«Lottate subito per una casa vera»

2 Novembre 2016

Il consiglio di un sopravvissuto alla catastrofe in Irpinia del 1980: non aspettare

POTENZA. La sera del 23 novembre 1980, una domenica sera, Mario e Angelina, poco più che ventenni, erano due fidanzati che passeggiavano nel centro di Potenza: rimasero feriti da un crollo provocato dal terremoto di magnitudo 6.8, si salvarono. Oggi, 36 anni dopo, sono marito e moglie, hanno due figlie, ma non hanno ancora una casa «vera». Perché Mario La Terza, dopo i primi mesi trascorsi in ospedale, per un po’ ha dormito in macchina, in seguito si è trasferito in una roulotte e poi, per diverso tempo, in un container. Solo alcuni anni dopo, Mario ha ottenuto un prefabbricato a Bucaletto, alla periferia del capoluogo lucano, la Cittadella di casette in legno, uno dei simboli del sisma in Irpinia e Basilicata. «Dal piccolissimo container a un prefabbricato di quasi 50 metri quadrati: mi sembrava un grande passo in avanti. Peccato però che oggi la mia famiglia viva ancora qui».

In questi giorni segnati da un altro terribile terremoto, il pensiero di Mario è tutto per le popolazioni del Centro Italia. La sua memoria fa un salto indietro, fino a quel maledetto 23 novembre. «Io e Angelina rimanemmo feriti e furono diversi i mesi che - ricorda con evidente commozione - trascorremmo in ospedale. Poi la mia casa fu dichiarata inagibile, anche quella dei miei genitori era pericolante». Da quel momento in poi cominciò la «trafila» che, 36 anni dopo, fa tanta paura ai terremotati del 2016 di Marche e Umbria. Automobile, roulotte, e poi un container: ovviamente stavo meglio che nella roulotte, ma lo spazio era davvero troppo poco. E poi, d’estate la casa era rovente; d’inverno, nonostante stufe e stufette, un frigorifero». Così, tempo dopo, l’assegnazione di un prefabbricato a Bucaletto fu accolta con entusiasmo. «Ma dopo tanti anni anche vivere in un prefabbricato di legno, è diventato quasi impossibile perché, come nel container, in estate fa troppo caldo e in inverno fa troppo freddo».
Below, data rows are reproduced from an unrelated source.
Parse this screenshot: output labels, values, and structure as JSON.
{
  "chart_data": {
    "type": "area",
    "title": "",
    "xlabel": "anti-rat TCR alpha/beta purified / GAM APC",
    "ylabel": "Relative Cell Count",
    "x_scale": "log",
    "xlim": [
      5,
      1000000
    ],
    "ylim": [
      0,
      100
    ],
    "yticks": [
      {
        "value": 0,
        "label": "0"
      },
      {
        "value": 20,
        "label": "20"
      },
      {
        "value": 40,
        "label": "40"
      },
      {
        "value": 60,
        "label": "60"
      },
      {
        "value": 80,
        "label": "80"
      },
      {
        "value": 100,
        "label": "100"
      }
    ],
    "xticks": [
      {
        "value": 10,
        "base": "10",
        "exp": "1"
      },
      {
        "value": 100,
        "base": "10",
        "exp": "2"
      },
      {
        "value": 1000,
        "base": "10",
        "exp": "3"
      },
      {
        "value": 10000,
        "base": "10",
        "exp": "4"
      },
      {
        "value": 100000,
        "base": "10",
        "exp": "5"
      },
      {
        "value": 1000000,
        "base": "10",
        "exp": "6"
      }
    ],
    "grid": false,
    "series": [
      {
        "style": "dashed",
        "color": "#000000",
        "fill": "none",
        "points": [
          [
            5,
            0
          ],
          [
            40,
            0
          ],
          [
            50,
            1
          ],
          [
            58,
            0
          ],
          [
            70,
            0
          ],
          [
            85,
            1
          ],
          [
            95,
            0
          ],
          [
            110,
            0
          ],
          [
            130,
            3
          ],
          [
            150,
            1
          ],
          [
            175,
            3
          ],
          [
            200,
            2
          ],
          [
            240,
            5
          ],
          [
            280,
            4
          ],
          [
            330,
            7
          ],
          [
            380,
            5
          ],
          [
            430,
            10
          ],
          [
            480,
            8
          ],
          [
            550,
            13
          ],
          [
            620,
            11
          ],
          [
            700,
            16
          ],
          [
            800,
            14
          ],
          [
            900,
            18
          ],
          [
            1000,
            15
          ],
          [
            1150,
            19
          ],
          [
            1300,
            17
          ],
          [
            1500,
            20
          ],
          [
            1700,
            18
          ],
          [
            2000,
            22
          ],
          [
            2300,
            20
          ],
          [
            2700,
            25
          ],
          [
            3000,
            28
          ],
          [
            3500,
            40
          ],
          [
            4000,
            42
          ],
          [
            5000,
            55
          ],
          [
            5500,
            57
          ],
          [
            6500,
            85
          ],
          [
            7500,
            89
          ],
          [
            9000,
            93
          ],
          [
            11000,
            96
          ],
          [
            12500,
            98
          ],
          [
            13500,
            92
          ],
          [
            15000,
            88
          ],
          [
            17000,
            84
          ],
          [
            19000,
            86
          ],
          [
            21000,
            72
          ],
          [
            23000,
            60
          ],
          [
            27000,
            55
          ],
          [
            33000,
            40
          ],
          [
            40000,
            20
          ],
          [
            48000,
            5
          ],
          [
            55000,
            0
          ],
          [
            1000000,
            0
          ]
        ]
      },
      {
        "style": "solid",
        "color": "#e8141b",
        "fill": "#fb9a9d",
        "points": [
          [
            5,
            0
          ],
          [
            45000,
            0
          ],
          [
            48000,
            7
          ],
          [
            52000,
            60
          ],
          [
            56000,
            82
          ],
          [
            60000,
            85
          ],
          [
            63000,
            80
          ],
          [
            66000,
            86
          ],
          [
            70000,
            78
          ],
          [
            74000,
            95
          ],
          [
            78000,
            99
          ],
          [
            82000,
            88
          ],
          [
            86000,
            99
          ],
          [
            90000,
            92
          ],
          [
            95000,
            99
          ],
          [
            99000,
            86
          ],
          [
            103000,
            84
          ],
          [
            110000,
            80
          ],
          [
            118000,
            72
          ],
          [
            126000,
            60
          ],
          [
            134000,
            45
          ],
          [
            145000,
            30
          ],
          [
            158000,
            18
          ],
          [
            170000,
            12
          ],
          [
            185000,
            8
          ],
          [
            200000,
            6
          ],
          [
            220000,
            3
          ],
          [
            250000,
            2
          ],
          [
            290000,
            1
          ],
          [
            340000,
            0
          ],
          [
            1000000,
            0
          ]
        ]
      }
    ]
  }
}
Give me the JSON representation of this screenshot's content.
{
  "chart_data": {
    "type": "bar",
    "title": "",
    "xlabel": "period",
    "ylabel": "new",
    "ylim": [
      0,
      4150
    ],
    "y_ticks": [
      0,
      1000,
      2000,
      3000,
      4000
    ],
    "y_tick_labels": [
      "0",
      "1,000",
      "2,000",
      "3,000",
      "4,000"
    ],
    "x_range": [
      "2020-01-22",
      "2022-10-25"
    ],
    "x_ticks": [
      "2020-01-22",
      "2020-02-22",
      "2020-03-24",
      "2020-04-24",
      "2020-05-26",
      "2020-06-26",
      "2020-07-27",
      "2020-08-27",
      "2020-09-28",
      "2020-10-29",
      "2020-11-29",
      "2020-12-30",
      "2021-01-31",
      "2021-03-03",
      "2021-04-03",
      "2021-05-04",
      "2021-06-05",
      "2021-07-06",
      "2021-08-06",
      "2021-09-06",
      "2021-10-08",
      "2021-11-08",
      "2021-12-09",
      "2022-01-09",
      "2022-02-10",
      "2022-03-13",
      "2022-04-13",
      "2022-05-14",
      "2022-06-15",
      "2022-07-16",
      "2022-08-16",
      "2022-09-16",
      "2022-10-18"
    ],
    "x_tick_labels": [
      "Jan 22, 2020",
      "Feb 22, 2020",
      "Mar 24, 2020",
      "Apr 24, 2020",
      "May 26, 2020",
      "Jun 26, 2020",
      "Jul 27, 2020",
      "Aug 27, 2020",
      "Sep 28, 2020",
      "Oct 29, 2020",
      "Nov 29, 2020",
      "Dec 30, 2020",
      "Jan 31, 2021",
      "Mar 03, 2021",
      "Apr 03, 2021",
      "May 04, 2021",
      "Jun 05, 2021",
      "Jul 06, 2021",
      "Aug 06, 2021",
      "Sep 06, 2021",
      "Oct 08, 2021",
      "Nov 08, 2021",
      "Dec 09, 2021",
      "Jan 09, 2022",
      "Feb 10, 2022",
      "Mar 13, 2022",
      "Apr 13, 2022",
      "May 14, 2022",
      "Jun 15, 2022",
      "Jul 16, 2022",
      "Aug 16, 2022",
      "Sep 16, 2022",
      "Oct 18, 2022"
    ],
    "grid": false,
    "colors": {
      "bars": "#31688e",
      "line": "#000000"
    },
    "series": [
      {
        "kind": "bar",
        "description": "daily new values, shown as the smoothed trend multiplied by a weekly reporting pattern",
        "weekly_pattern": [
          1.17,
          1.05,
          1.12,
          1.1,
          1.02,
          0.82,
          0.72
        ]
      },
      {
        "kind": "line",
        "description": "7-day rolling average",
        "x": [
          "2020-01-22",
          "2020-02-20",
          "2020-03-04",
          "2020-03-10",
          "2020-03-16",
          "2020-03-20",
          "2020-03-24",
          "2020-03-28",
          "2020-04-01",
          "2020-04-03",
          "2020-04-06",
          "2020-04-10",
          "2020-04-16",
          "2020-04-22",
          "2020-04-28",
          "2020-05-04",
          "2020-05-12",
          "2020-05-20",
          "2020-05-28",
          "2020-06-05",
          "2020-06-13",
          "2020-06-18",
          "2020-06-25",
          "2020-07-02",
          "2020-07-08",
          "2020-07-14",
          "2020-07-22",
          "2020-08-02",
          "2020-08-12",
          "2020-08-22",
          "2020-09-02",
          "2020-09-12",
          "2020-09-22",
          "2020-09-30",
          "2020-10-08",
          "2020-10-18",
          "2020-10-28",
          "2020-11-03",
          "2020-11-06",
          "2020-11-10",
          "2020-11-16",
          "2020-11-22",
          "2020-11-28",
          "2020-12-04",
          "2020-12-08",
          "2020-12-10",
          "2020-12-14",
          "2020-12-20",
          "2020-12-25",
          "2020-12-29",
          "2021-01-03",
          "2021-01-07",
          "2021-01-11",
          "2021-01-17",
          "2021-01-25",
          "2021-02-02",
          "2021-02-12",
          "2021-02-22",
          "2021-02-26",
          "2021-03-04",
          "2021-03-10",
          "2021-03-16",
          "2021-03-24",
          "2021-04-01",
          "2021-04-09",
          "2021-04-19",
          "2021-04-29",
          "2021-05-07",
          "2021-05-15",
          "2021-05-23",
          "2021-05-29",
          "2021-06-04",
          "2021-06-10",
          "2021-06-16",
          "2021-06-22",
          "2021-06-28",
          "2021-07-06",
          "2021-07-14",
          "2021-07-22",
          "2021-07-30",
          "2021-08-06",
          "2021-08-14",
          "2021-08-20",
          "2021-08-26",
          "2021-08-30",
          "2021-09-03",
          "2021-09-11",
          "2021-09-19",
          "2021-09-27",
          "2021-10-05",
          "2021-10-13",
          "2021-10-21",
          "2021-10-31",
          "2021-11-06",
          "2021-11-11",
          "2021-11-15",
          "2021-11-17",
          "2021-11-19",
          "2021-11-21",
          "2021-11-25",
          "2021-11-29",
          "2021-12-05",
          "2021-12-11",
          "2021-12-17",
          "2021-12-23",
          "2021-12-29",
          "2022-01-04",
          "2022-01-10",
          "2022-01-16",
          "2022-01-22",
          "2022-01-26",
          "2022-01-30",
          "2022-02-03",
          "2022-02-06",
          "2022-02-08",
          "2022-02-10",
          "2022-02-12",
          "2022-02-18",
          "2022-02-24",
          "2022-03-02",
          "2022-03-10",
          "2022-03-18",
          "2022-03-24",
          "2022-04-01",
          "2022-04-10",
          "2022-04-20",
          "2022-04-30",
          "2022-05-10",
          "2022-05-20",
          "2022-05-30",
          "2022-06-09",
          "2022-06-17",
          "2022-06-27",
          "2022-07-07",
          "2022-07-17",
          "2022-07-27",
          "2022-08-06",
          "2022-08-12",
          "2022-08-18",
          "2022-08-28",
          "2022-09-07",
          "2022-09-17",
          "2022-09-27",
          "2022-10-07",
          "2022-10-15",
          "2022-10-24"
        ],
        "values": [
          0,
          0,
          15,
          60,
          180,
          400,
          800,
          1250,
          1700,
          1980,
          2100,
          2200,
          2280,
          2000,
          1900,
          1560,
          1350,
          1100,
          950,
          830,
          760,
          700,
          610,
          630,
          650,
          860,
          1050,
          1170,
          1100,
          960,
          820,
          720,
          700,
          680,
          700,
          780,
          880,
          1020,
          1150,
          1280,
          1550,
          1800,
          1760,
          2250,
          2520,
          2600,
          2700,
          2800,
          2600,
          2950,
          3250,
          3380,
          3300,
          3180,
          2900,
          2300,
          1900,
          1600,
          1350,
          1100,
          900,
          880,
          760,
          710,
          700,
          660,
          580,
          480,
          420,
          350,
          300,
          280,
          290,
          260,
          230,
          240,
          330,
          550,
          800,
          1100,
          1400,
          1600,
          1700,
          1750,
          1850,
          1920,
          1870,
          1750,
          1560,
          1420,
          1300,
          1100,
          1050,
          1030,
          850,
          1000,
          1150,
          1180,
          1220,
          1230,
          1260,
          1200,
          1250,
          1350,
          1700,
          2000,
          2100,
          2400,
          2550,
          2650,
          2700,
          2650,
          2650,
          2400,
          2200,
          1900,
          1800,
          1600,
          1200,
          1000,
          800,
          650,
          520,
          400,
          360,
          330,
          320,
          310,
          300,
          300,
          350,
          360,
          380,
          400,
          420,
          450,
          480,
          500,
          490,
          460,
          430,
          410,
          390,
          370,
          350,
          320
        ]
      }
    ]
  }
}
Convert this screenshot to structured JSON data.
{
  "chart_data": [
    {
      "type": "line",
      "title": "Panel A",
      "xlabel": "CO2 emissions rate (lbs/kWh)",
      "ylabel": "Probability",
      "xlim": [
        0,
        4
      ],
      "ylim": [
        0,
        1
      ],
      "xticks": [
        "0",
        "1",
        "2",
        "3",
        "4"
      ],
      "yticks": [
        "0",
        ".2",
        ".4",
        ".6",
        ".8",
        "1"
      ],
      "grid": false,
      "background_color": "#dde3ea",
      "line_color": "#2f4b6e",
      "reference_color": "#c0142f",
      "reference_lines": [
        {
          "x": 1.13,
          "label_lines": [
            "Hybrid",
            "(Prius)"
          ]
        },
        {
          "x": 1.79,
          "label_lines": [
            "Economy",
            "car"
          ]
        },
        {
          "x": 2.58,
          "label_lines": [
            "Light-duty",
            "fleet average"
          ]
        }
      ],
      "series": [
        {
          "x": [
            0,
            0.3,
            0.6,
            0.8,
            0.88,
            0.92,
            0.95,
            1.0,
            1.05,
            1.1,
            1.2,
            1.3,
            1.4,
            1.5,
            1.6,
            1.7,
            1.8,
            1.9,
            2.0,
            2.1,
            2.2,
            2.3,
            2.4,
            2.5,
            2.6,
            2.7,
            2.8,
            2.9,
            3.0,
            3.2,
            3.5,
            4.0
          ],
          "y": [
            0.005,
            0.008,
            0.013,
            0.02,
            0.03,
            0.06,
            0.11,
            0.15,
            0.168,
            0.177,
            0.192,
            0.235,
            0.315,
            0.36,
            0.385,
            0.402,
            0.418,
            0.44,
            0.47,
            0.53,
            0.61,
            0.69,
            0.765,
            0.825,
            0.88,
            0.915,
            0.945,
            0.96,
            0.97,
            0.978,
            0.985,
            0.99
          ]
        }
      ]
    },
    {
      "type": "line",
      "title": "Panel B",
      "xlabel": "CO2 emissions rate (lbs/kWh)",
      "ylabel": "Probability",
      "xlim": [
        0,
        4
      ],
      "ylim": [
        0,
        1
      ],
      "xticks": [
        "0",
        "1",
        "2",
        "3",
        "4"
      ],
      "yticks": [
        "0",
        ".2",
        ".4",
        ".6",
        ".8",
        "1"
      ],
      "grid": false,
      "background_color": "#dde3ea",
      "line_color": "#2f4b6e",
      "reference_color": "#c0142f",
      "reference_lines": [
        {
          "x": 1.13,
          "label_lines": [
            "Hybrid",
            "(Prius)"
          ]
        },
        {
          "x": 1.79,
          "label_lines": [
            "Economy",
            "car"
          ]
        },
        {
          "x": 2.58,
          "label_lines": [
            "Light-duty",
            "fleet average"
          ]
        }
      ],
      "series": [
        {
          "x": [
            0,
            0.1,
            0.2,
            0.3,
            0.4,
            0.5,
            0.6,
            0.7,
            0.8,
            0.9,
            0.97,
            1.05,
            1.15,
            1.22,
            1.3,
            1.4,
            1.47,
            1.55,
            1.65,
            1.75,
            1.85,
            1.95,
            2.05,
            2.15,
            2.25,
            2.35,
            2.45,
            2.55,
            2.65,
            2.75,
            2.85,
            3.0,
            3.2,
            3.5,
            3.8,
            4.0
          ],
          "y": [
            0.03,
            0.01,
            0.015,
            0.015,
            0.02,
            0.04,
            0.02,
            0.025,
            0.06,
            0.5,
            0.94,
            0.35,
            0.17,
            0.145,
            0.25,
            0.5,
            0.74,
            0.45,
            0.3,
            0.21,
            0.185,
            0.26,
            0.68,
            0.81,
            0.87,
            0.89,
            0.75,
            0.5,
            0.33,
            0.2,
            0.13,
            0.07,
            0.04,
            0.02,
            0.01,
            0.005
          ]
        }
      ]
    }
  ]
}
«Forse noi, a Potenza, ci siamo “cullati” troppo sulla possibilità di vivere a Bucaletto. Trent’anni fa poteva andare bene, ma oggi proprio no. E allora il consiglio, quello più importante, che lanciamo dalla Basilicata al Centro Italia - conclude Mario è quello di lottare, fin da subito, per avere, il prima possibile, una casa. Una casa “vera”».